The world’s first management consulting firm was founded in 1886 by Arthur Dehon Little who is initially a chemist in the Massachusetts Institution of Technology (MIT). Arthur D. Little pioneered the concept of contracted technology research and his company played key roles in the development of operational research, which is an inter-disciplinary science which uses scientific methods for decision making in complex real-world problems which are concerned with coordination and execution of the operations within an organization.

 

In 1890, a leading British economist Alfred Marshal wrote a book named The Principles of Economics which brings ideas such as: supply and demand, marginal utility and the costs of production into a coherent whole. This book became the domineering economic textbook in England for almost a century.
Although Alfred Marshal firmly believed in the mathematical element in economical studies, he did not want mathematics to overshadow economics. Accordingly, he introduced simplified economical writings understandable by non-experts. He extended economics away from its classical focus on the market economy and instead popularized it as a study of human behavior.

In 1890, Frederick Winslow Taylor was an American engineer who sought to improve industrial efficiency. He is sometimes called “The Father of Scientific Management.” Taylor proposed somehow a matrimonial bond between a trained and qualified management and a cooperative and innovative work-force.

“It is only through enforced standardization of methods, enforced adaption of the best implements and working conditions, and enforced cooperation that this faster work can be assured. And the duty of enforcing the adaption of standards and enforcing this cooperation rests with management alone."
(Taylor, Principles of Scientific Management, cited by Montgomery 1989:229)

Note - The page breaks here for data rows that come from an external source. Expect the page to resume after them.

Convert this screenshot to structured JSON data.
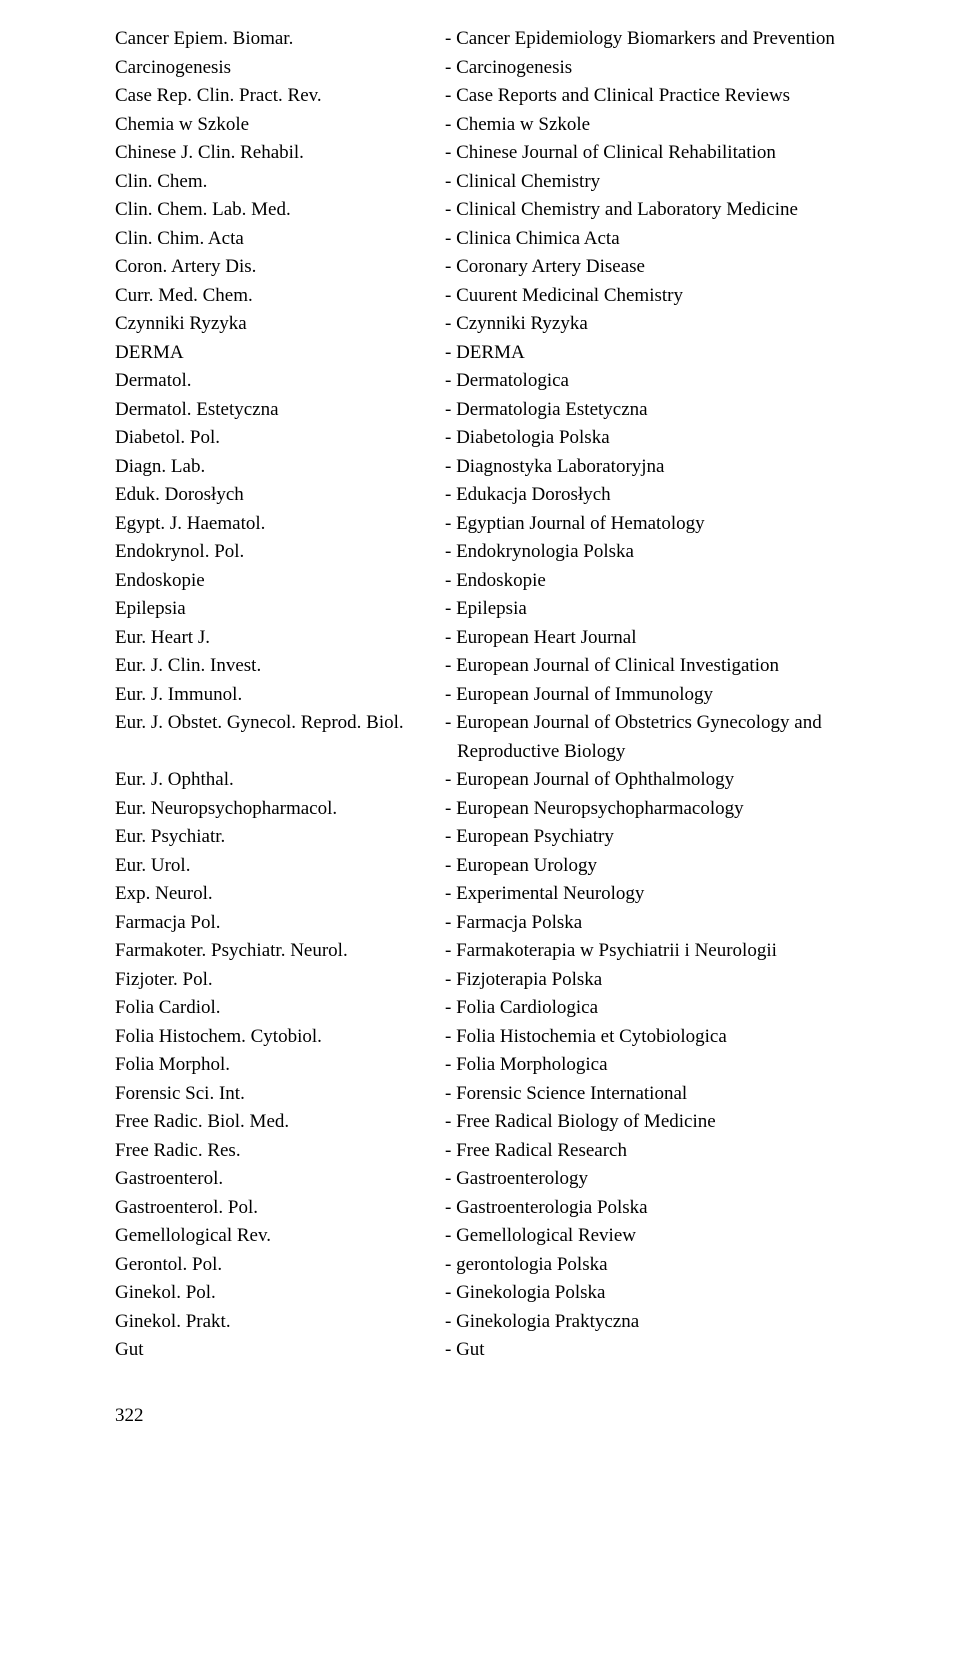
{
  "entries": [
    {
      "abbr": "Cancer Epiem. Biomar.",
      "full": "- Cancer Epidemiology Biomarkers and Prevention"
    },
    {
      "abbr": "Carcinogenesis",
      "full": "- Carcinogenesis"
    },
    {
      "abbr": "Case Rep. Clin. Pract. Rev.",
      "full": "- Case Reports and Clinical Practice Reviews"
    },
    {
      "abbr": "Chemia w Szkole",
      "full": "- Chemia w Szkole"
    },
    {
      "abbr": "Chinese J. Clin. Rehabil.",
      "full": "- Chinese Journal of Clinical Rehabilitation"
    },
    {
      "abbr": "Clin. Chem.",
      "full": "- Clinical Chemistry"
    },
    {
      "abbr": "Clin. Chem. Lab. Med.",
      "full": "- Clinical Chemistry and Laboratory Medicine"
    },
    {
      "abbr": "Clin. Chim. Acta",
      "full": "- Clinica Chimica Acta"
    },
    {
      "abbr": "Coron. Artery Dis.",
      "full": "- Coronary Artery Disease"
    },
    {
      "abbr": "Curr. Med. Chem.",
      "full": "- Cuurent Medicinal Chemistry"
    },
    {
      "abbr": "Czynniki Ryzyka",
      "full": "- Czynniki Ryzyka"
    },
    {
      "abbr": "DERMA",
      "full": "- DERMA"
    },
    {
      "abbr": "Dermatol.",
      "full": "- Dermatologica"
    },
    {
      "abbr": "Dermatol. Estetyczna",
      "full": "- Dermatologia Estetyczna"
    },
    {
      "abbr": "Diabetol. Pol.",
      "full": "- Diabetologia Polska"
    },
    {
      "abbr": "Diagn. Lab.",
      "full": "- Diagnostyka Laboratoryjna"
    },
    {
      "abbr": "Eduk. Dorosłych",
      "full": "- Edukacja Dorosłych"
    },
    {
      "abbr": "Egypt. J. Haematol.",
      "full": "- Egyptian Journal of Hematology"
    },
    {
      "abbr": "Endokrynol. Pol.",
      "full": "- Endokrynologia Polska"
    },
    {
      "abbr": "Endoskopie",
      "full": "- Endoskopie"
    },
    {
      "abbr": "Epilepsia",
      "full": "- Epilepsia"
    },
    {
      "abbr": "Eur. Heart J.",
      "full": "- European Heart Journal"
    },
    {
      "abbr": "Eur. J. Clin. Invest.",
      "full": "- European Journal of Clinical Investigation"
    },
    {
      "abbr": "Eur. J. Immunol.",
      "full": "- European Journal of Immunology"
    },
    {
      "abbr": "Eur. J. Obstet. Gynecol. Reprod. Biol.",
      "full": "- European Journal of Obstetrics Gynecology and",
      "continuation": "Reproductive Biology"
    },
    {
      "abbr": "Eur. J. Ophthal.",
      "full": "- European Journal of Ophthalmology"
    },
    {
      "abbr": "Eur. Neuropsychopharmacol.",
      "full": "- European Neuropsychopharmacology"
    },
    {
      "abbr": "Eur. Psychiatr.",
      "full": "- European Psychiatry"
    },
    {
      "abbr": "Eur. Urol.",
      "full": "- European Urology"
    },
    {
      "abbr": "Exp. Neurol.",
      "full": "- Experimental Neurology"
    },
    {
      "abbr": "Farmacja Pol.",
      "full": "- Farmacja Polska"
    },
    {
      "abbr": "Farmakoter. Psychiatr. Neurol.",
      "full": "- Farmakoterapia w Psychiatrii i Neurologii"
    },
    {
      "abbr": "Fizjoter. Pol.",
      "full": "- Fizjoterapia Polska"
    },
    {
      "abbr": "Folia Cardiol.",
      "full": "- Folia Cardiologica"
    },
    {
      "abbr": "Folia Histochem. Cytobiol.",
      "full": "- Folia Histochemia et Cytobiologica"
    },
    {
      "abbr": "Folia Morphol.",
      "full": "- Folia Morphologica"
    },
    {
      "abbr": "Forensic Sci. Int.",
      "full": "- Forensic Science International"
    },
    {
      "abbr": "Free Radic. Biol. Med.",
      "full": "- Free Radical Biology of Medicine"
    },
    {
      "abbr": "Free Radic. Res.",
      "full": "- Free Radical Research"
    },
    {
      "abbr": "Gastroenterol.",
      "full": "- Gastroenterology"
    },
    {
      "abbr": "Gastroenterol. Pol.",
      "full": "- Gastroenterologia Polska"
    },
    {
      "abbr": "Gemellological Rev.",
      "full": "- Gemellological Review"
    },
    {
      "abbr": "Gerontol. Pol.",
      "full": "- gerontologia Polska"
    },
    {
      "abbr": "Ginekol. Pol.",
      "full": "- Ginekologia Polska"
    },
    {
      "abbr": "Ginekol. Prakt.",
      "full": "- Ginekologia Praktyczna"
    },
    {
      "abbr": "Gut",
      "full": "- Gut"
    }
  ],
  "page_number": "322"
}
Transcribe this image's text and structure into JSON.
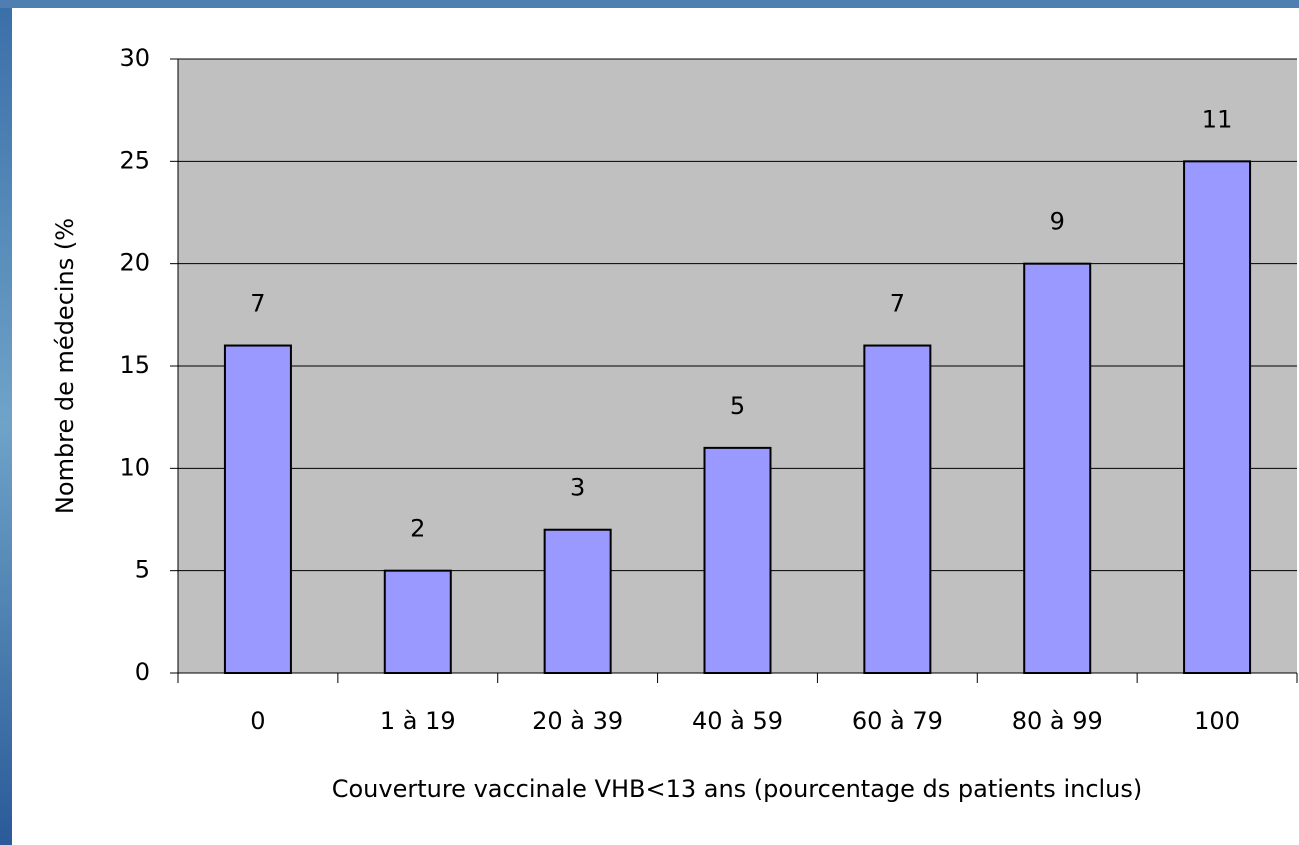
{
  "chart_data": {
    "type": "bar",
    "y_label": "Nombre de médecins (%",
    "x_label": "Couverture vaccinale VHB<13 ans (pourcentage ds patients inclus)",
    "categories": [
      "0",
      "1 à 19",
      "20 à 39",
      "40 à 59",
      "60 à 79",
      "80 à 99",
      "100"
    ],
    "values": [
      16,
      5,
      7,
      11,
      16,
      20,
      25
    ],
    "bar_labels": [
      7,
      2,
      3,
      5,
      7,
      9,
      11
    ],
    "color": "#9999ff",
    "ylim": [
      0,
      30
    ],
    "yticks": [
      0,
      5,
      10,
      15,
      20,
      25,
      30
    ],
    "grid": true
  }
}
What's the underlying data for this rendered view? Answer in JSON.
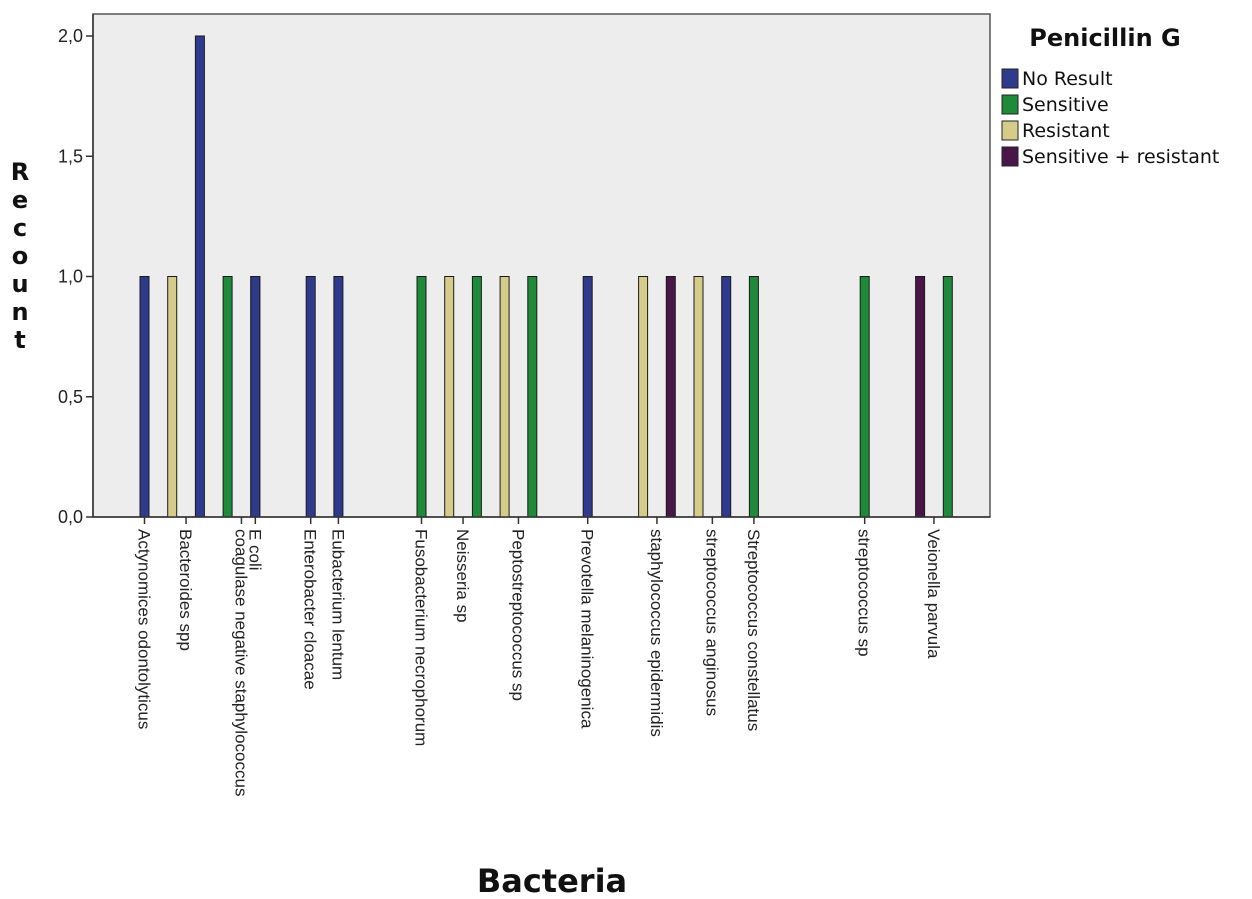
{
  "chart_data": {
    "type": "bar",
    "title": "",
    "xlabel": "Bacteria",
    "ylabel": "Recount",
    "ylim": [
      0,
      2.1
    ],
    "yticks": [
      {
        "value": 0.0,
        "label": "0,0"
      },
      {
        "value": 0.5,
        "label": "0,5"
      },
      {
        "value": 1.0,
        "label": "1,0"
      },
      {
        "value": 1.5,
        "label": "1,5"
      },
      {
        "value": 2.0,
        "label": "2,0"
      }
    ],
    "grid": false,
    "legend": {
      "title": "Penicillin G",
      "position": "right",
      "entries": [
        {
          "name": "No Result",
          "color": "#2e3b8c"
        },
        {
          "name": "Sensitive",
          "color": "#1f8a3a"
        },
        {
          "name": "Resistant",
          "color": "#d6cc8a"
        },
        {
          "name": "Sensitive + resistant",
          "color": "#4a1548"
        }
      ]
    },
    "categories": [
      "Actynomices odontolyticus",
      "Bacteroides spp",
      "coagulase negative staphylococcus",
      "E coli",
      "Enterobacter cloacae",
      "Eubacterium lentum",
      "Fusobacterium necrophorum",
      "Neisseria sp",
      "Peptostreptococcus sp",
      "Prevotella melaninogenica",
      "staphylococcus epidermidis",
      "streptococcus anginosus",
      "Streptococcus constellatus",
      "streptococcus sp",
      "Veionella parvula"
    ],
    "series": [
      {
        "name": "No Result",
        "color": "#2e3b8c",
        "values": [
          1,
          2,
          1,
          1,
          1,
          1,
          0,
          0,
          0,
          1,
          0,
          1,
          0,
          0,
          0
        ]
      },
      {
        "name": "Sensitive",
        "color": "#1f8a3a",
        "values": [
          0,
          0,
          1,
          0,
          0,
          0,
          1,
          1,
          1,
          0,
          0,
          0,
          1,
          1,
          1
        ]
      },
      {
        "name": "Resistant",
        "color": "#d6cc8a",
        "values": [
          0,
          1,
          0,
          0,
          0,
          0,
          0,
          1,
          1,
          0,
          1,
          1,
          0,
          0,
          0
        ]
      },
      {
        "name": "Sensitive + resistant",
        "color": "#4a1548",
        "values": [
          0,
          0,
          0,
          0,
          0,
          0,
          0,
          0,
          0,
          0,
          1,
          0,
          0,
          0,
          1
        ]
      }
    ]
  }
}
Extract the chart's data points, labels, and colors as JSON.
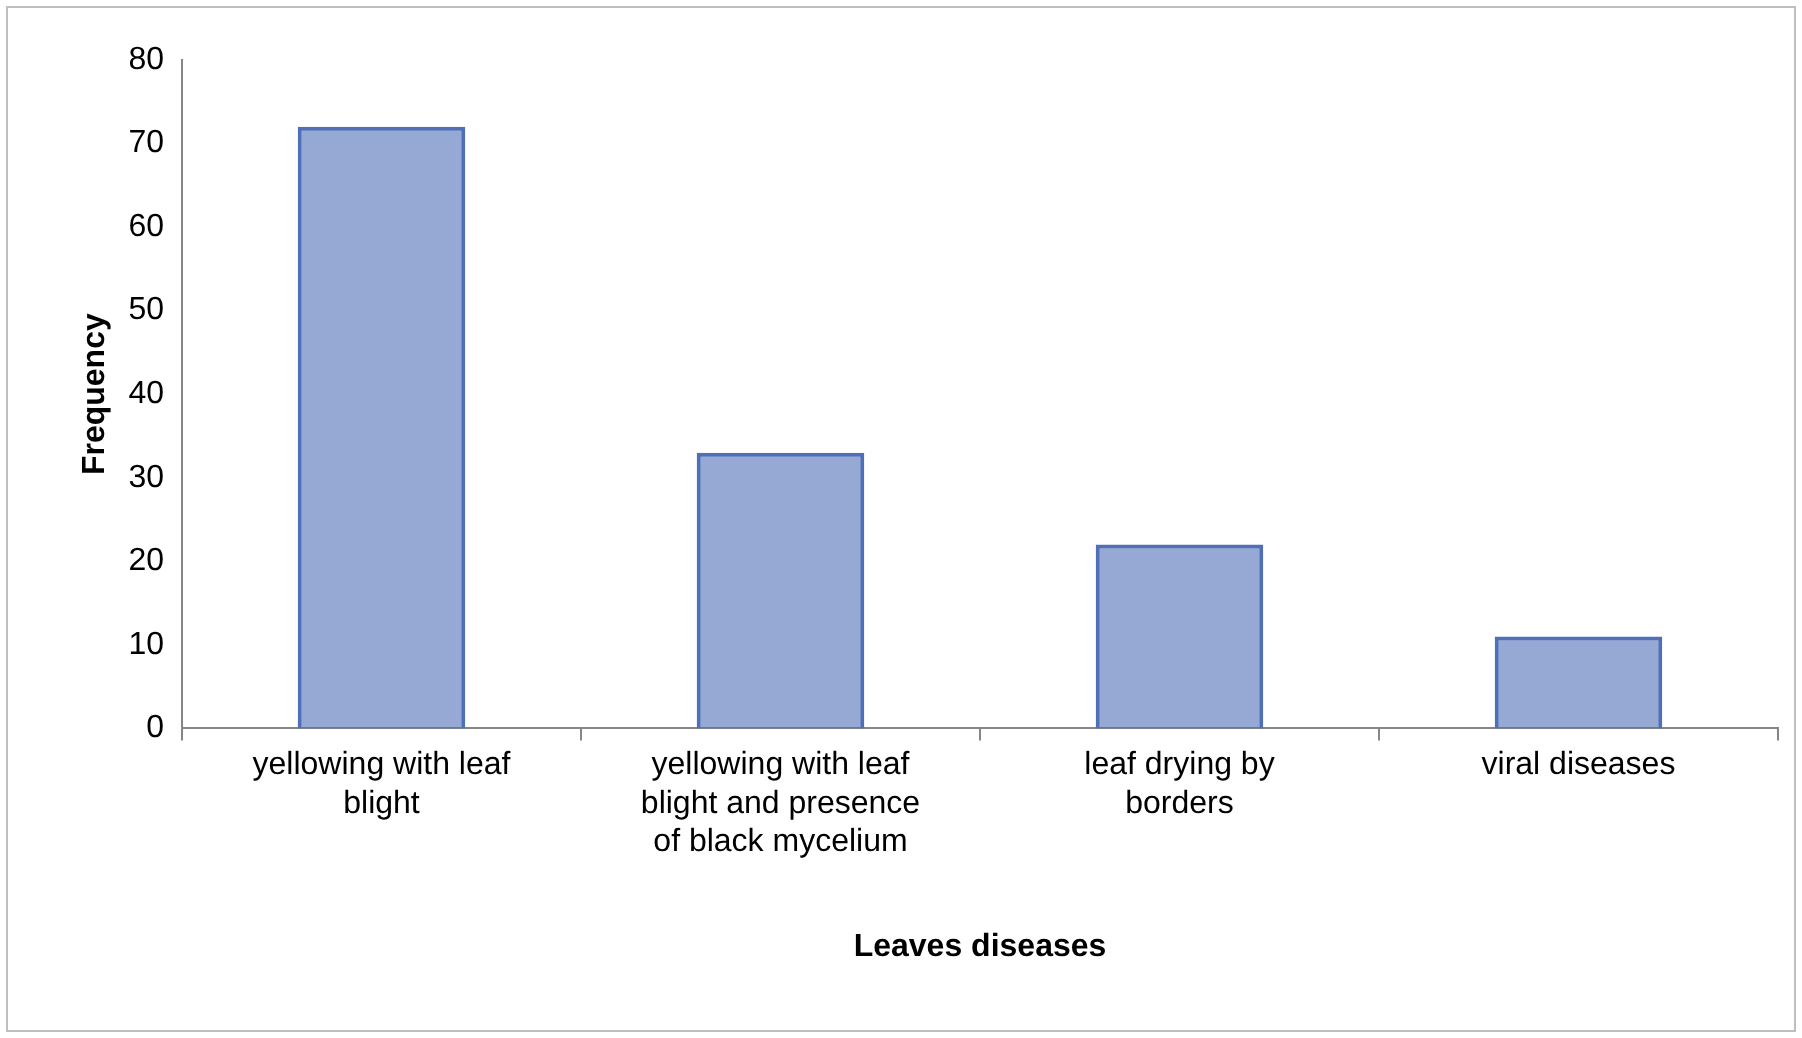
{
  "chart_data": {
    "type": "bar",
    "xlabel": "Leaves diseases",
    "ylabel": "Frequency",
    "categories": [
      "yellowing with leaf blight",
      "yellowing with leaf blight and presence of black mycelium",
      "leaf drying by borders",
      "viral diseases"
    ],
    "values": [
      72,
      33,
      22,
      11
    ],
    "color": "#4f6fb8",
    "ylim": [
      0,
      80
    ],
    "yticks": [
      0,
      10,
      20,
      30,
      40,
      50,
      60,
      70,
      80
    ],
    "grid": false,
    "legend": false
  }
}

In 1899, Harrington Emerson, the 48th governor of Maryland in the US, established a company which is probably the first generalist consulting firm in today’s terms. This company is different from those of his time in that it was not only confined to engineering frameworks as was the general tendency in that period.

 

 


In the early 1900s, Business schools started to emerge as a sign of the new economic awareness to their requirements; for example, the School of Commerce, Accounts, and Finance was founded at New York  University. This is the first large scale business school in the United States. Moreover, Harvard Business School is founded as a "delicate experiment" in the field of professional management training and it became the first university to require a college degree for admission.

 

  

In that same era, many management consulting companies which later on grew to become the main controllers of the market started their operations, such as:  Peat Marwick, Mitchell & Co. started in 1911.
In 1914, Arthur A. Andersen and a partner found an accounting organization which today employs more consultants than any other in the world.

 

Arthur A. Anderson

 

In that same year, Edwin G. Booz graduated from Northwestern and went into business for himself, performing statistical studies for prominent companies in the United States. Booz was a hard-charging individualist, who began to dispense a wide variety of management advice. He also shunned liquor and hated cigarette smoke.

 

 

          


Governments also started to hire individuals and companies to sort out financial and systematic problems for the sake of economic amendments.
In1918, Charles Dawes, a trusted adviser to General Pershing served as a consultant to governments on organizational and budgetary matters. For  example, he spent two weeks sorting out the finances of the debt-ridden Dominican Republic.



Charles Dawes


Many books laying the fundamentals of consulting were published that year and served as primary handbooks in the world of business management later on. In 1909, Frank and Lillian Gilbreth published Bricklaying Systems, discussing their studies of the best motions and processes which could be used to lay brick. This book radically improved the state-of-the-art and began an influential consulting methodology which they applied for decades afterwards. In 1910, H. L. Gantt published Work, Wages and Profits; he became afterwards the father of project management.